Anatomy of an External Data Set
Understanding the Strategic Potential and Structure of a Third-Party Data Set
Data Challenge Status
Datanova is tracking the process of creating a new business application using the EVLVE Enterprise Data Fusion system, starting with the planning and ending with activation. Follow the progress here.
External data, whether pulled from a public data source like the U.S. Census or acquired through a data broker can be a vital resource for organizations. External data, when properly gathered, cleaned, and vetted can identify new opportunities for a bank. External data can also enrich existing data sets to enable deeper analysis about the appropriate fit for products and services.
Much has been written about what to consider when acquiring external data, so we won’t cover that here. We’ll just note that data purveyors vary in quality and reliability, and finding a quality data broker is important.
Instead, we’re looking at what to do after an external data source has been identified so that the data can be folded into an organization’s processes, maximizing benefits while limiting risk, confusion, or redundancy.
As we mentioned in our prior post, we identified Leadbird as an interesting source for external data. We met them at the 2018 ABA Marketing Conference and thought that their offering was unique and interesting for banks. Leadbird collects data on newly opened businesses, which are an important segment for banks, since the opening of a business is a key time when businesses make a lot of decisions about their financial infrastructure.
Care must be taken not to overwhelm new business owners with various commercial service options, as this may actually reduce the number of services that a business ends up selecting. A seminal study of jam marketing showed that more options can inhibit a buy decision. Conversely, fewer, more targeted, options may drive significant improvement in uptake, when applied at key times in a business’s life cycle.
Analyzing the Flat Data Model
After identifying Leadbird for its strategic value to banks, we needed to look at the data itself to understand how the data can be activated and incorporated into an application. Specifically, we examined the data model from Leadbird, which is a fancy way of saying that we requested a sample data file from Leadbird and looked at the following things:
The data fields that are available;
The format of the data in each of the fields; and
The meaning of the data within each of these fields.
At the same time, we also conducted a basic review of the quality and completeness of the data that are within each field, since this determines the way that the data might be used.
Leadbird provided us with a 1,000 record sample file, which we used to create a data model for this source.
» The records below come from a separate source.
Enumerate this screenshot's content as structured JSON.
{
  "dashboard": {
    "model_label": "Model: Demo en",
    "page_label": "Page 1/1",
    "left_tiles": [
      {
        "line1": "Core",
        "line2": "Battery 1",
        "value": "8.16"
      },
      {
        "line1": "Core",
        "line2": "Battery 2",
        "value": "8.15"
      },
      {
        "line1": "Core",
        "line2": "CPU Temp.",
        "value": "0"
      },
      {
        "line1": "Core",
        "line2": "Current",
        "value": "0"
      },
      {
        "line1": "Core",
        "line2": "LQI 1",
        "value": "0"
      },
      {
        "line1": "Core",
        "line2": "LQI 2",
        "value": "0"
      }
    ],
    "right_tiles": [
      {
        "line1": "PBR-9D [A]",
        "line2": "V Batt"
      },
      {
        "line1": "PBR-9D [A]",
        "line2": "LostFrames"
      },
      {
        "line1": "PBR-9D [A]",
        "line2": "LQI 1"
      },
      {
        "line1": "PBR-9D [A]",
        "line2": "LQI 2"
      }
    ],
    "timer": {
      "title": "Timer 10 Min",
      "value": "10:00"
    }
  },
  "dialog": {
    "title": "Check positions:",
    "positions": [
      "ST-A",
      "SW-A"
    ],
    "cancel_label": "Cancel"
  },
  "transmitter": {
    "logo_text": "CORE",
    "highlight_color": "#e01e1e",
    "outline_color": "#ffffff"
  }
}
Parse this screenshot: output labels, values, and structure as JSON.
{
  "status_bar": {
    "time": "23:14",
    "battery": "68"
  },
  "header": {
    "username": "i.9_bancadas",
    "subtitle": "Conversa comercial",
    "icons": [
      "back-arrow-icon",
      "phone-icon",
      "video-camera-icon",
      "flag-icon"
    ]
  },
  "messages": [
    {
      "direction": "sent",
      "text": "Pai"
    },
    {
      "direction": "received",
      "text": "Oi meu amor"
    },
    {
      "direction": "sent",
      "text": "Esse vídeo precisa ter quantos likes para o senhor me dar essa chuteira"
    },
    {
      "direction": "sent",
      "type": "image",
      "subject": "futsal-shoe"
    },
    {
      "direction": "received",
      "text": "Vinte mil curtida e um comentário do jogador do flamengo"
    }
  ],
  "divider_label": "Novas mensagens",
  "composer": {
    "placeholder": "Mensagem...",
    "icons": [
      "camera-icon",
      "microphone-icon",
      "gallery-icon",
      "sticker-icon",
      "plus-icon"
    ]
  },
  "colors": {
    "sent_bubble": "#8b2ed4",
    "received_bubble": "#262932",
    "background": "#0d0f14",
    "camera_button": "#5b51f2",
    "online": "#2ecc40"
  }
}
We plan to use the following information from the LeadBird data model to help solve the data challenge.
Understanding the Strategic Implications
The review of the flat data model provides us with some key information about how the data can be incorporated and how it might be used. Combining this model review with some core hypotheses that we have about the potential implications of this data, we identified three key areas for consideration:
1. Integration with core bank data may require multi-variable algorithms
One of the key things to consider when examining an external data set is whether/how that data will be fused with data that the bank already has, to reduce redundancy or duplication.
Fusing this external data with bank data will help make sure that the bank does not reach out to the same business multiple times over time, without knowing about the previous contacts. It will also provide correlation with existing and new business customers at the bank, so that the impact of marketing efforts and sales engagements can be tracked over time.
Because the external data and the bank’s internal data don’t share any simple join fields (e.g., a unique identification number), more complex relationships will be required to fuse the Leadbird data with internal bank customer data.
2. Industry (SIC) will be a key variable for analysis
Creating a new application often begins with making assumptions about what the data might prove. These assumptions are then tested and either proved true or disproved. A common-sense assumption that we’re making based upon past conversations with bank commercial service managers is that business type can have a significant impact on the kinds of services that the business will need.
Since SIC code is provided in the Leadbird data for 100% of the records, we immediately identified this variable as a strategically valuable data point that we can test to see whether it can be used to segment the records and help identify best product fit.
3. Geographic location will be a key variable for both analysis and activation
Obviously, a business’s address is an important variable for delivering a message. Despite the move towards digital advertising, direct mail remains one of the best methods for marketing to customers. Additionally, refined digital location targeting means that address data can increasingly be used to digital messages as well as offline messages.
However, address is not just for delivering messages. Location provides important environmental context for businesses. Businesses operating in different areas may be facing different conditions, which could significantly alter their banking needs and service requirements. We’ll be testing a number of geographic factors to identify possible implications for segmenting and identifying ideal product/service fit.
Technical reviews of data sources, like the one above, are the foundation for a successful data practice. Many of the problems that end up costing organizations considerable time and money in data systems start with mistakes made in understanding the underlying data structure. A little time spent here can save a lot of time later.